Single-A state tourney berths at stake for W.Va. boys teams
PARKERSBURG — Before tonight is over, the field for next week’s Class A state basketball tournament in Charleston will be set.
Five Little Kanawha Conference programs will do battle starting at 7 p.m. today in co-regional finals with only Tyler Consolidated and Williamstown going on the road.
LKC champ Webster County will put its 24-0 record on the line when the Highlanders play host to Greater Beckley Christian. The 18-6 Crusaders gave the Highlanders their toughest game of the campaign, falling 65-64 on Feb. 12 in Upper Glade.
Parkersburg Catholic, which fended off Williamstown for a sectional crown, will play host to Tug Valley. The youthful Panthers will make the road trip sporting a 13-12 record.
“Our season is on the line and we got to come out and play with an urgency to put us in a position to make plays and come out with a victory,” said PCHS head coach Rob Strcula of his 16-7 Crusaders, who are trying to reach state for the first time since 2016 when Cade Ullman and Ty Sturm were freshmen.
“The two most important things are we’ve got to defend the paint and the lane. (Caleb) May does a great job of getting to the paint and kicking it out. We really got our work cut out for us.”
Coach Strcula also felt the victory against the rival Yellowjackets was a character builder for his club, noting “I was really impressed with how our guys kept their poise and composure.
“They didn’t panic. They could’ve easily done that and they showed a lot of maturity.”
Williamstown will carry a 19-6 record into the state quarterfinals if head coach Scott Sauro’s club can survive the 16-7 Rebels of Tolsia.

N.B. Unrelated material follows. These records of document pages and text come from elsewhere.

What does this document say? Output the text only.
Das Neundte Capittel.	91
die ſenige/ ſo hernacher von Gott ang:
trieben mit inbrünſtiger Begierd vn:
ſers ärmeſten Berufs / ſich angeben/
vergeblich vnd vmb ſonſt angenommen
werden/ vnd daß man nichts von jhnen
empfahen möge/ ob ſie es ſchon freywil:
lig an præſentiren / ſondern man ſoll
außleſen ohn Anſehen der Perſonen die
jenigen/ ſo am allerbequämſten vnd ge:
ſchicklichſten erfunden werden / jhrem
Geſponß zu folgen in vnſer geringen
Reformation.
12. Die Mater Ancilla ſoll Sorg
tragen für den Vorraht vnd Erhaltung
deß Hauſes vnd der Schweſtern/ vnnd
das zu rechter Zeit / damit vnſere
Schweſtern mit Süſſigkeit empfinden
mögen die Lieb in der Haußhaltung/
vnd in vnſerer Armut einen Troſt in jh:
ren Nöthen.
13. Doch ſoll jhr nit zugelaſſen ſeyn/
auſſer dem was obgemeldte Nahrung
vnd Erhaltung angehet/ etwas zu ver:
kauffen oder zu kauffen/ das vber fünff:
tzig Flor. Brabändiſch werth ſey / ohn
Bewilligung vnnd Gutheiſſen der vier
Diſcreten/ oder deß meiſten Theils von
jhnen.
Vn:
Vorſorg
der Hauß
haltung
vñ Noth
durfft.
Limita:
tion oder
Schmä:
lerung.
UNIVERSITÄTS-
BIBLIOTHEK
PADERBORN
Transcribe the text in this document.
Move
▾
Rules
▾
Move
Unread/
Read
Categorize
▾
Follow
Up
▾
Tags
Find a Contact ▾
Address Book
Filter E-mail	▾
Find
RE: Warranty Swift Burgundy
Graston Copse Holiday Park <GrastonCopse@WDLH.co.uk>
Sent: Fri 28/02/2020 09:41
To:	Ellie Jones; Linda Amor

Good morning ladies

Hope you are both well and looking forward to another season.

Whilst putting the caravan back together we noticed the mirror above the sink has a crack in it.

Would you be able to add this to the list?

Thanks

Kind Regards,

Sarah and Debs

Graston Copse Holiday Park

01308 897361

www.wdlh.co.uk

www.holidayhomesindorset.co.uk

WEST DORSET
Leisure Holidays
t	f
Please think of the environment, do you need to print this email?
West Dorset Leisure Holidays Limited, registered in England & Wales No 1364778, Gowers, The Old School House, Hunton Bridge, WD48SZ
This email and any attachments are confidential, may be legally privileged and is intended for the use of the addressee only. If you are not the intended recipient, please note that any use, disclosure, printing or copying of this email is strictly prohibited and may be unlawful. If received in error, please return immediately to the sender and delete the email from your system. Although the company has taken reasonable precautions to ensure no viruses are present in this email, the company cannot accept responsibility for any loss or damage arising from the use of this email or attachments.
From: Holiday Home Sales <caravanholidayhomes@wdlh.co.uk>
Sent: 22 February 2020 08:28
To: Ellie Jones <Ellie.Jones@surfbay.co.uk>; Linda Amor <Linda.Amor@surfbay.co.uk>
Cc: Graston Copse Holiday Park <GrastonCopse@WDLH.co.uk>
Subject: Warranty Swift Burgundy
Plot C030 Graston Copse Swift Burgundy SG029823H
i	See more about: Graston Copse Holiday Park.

“They have a couple of really good shooters we have to make sure we address,” Sauro stated. “We can’t give them a bunch of open looks. They shoot the ball as well as anyone we’ve played all year. We have to contest a fair share of those shots.”
As far as the 28-27 sectional final setback to the Crusaders, the coach added, “it wasn’t popular, but I don’t care. People who don’t understand the game are thinking we are just holding the ball.
“We were trying to get them to come guard us at 40 feet so we could go by them. It wasn’t that we were holding the ball to shorten the game.”
Nonetheless, Sauro knows that game is in the past and his team has to prepare for a near three hour bus ride to Tolsia.
“We have a charter bus,” Sauro said with a sense of relief.
“We’re playing in a regional final and we’re happy to do it. It could go either way. Tolsia has a lot of good kids and it will be tough.
“The environment down there is going to be crazy. We want to embrace it and enjoy it and make sure it’s fun. I don’t want them to fear anything. I want them to embrace the opportunity.”
The 15-9 Silver Knights of Tyler Consolidated will have the tall task of going on the road to face 19-4 Wheeling Central. The past two seasons, it was St. Marys making the trek to the home of the Maroon Knights.
However, SMHS head coach Mark Barnhart isn’t taking anything for granted when Cameron (17-6) invades.
“They have two kids who play inside and they are a handful, do a nice job and they are both long,” Barnhart noted of the Dragons’ 6-5 pivot Dillon Meintel and 6-3 forward Travis Mickey.
“I saw them earlier in the year, but they were coming off the football playoffs. They’ve progressed quite a bit and got a lot better.”
St. Marys is attempting to qualify for the big dance for the first time since 2012 and enters the fray with a 15-8 record.
“We’ve got to defend and I think we can matchup with one of their two bigs. The question is how will we matchup with the second,” admitted Barnhart, who starts big man Cameron Ekas and brings Dakota Sampson and his 55 blocks off the bench.
“The way we normally start, Richard Dornon may have to play him or it could be one or two different guys off the bench. Isaak Mooney might end up having him (Mickey). We’ve got to take care of them on the boards.”
This will mark the first regional tilt for the SMHS boys since the new school was built, but Barnhart knows the task at hand isn’t going to be an easy one.
“The word was at our sectional championship everyone said it was the biggest crowed they’ve seen at the new school,” added the coach.
“Our last home regional game was in 2013 and we played Central. It’s been six years. We’ve had a good year at home, but the flip side is most of the games we played weren’t against teams who won 17 games.”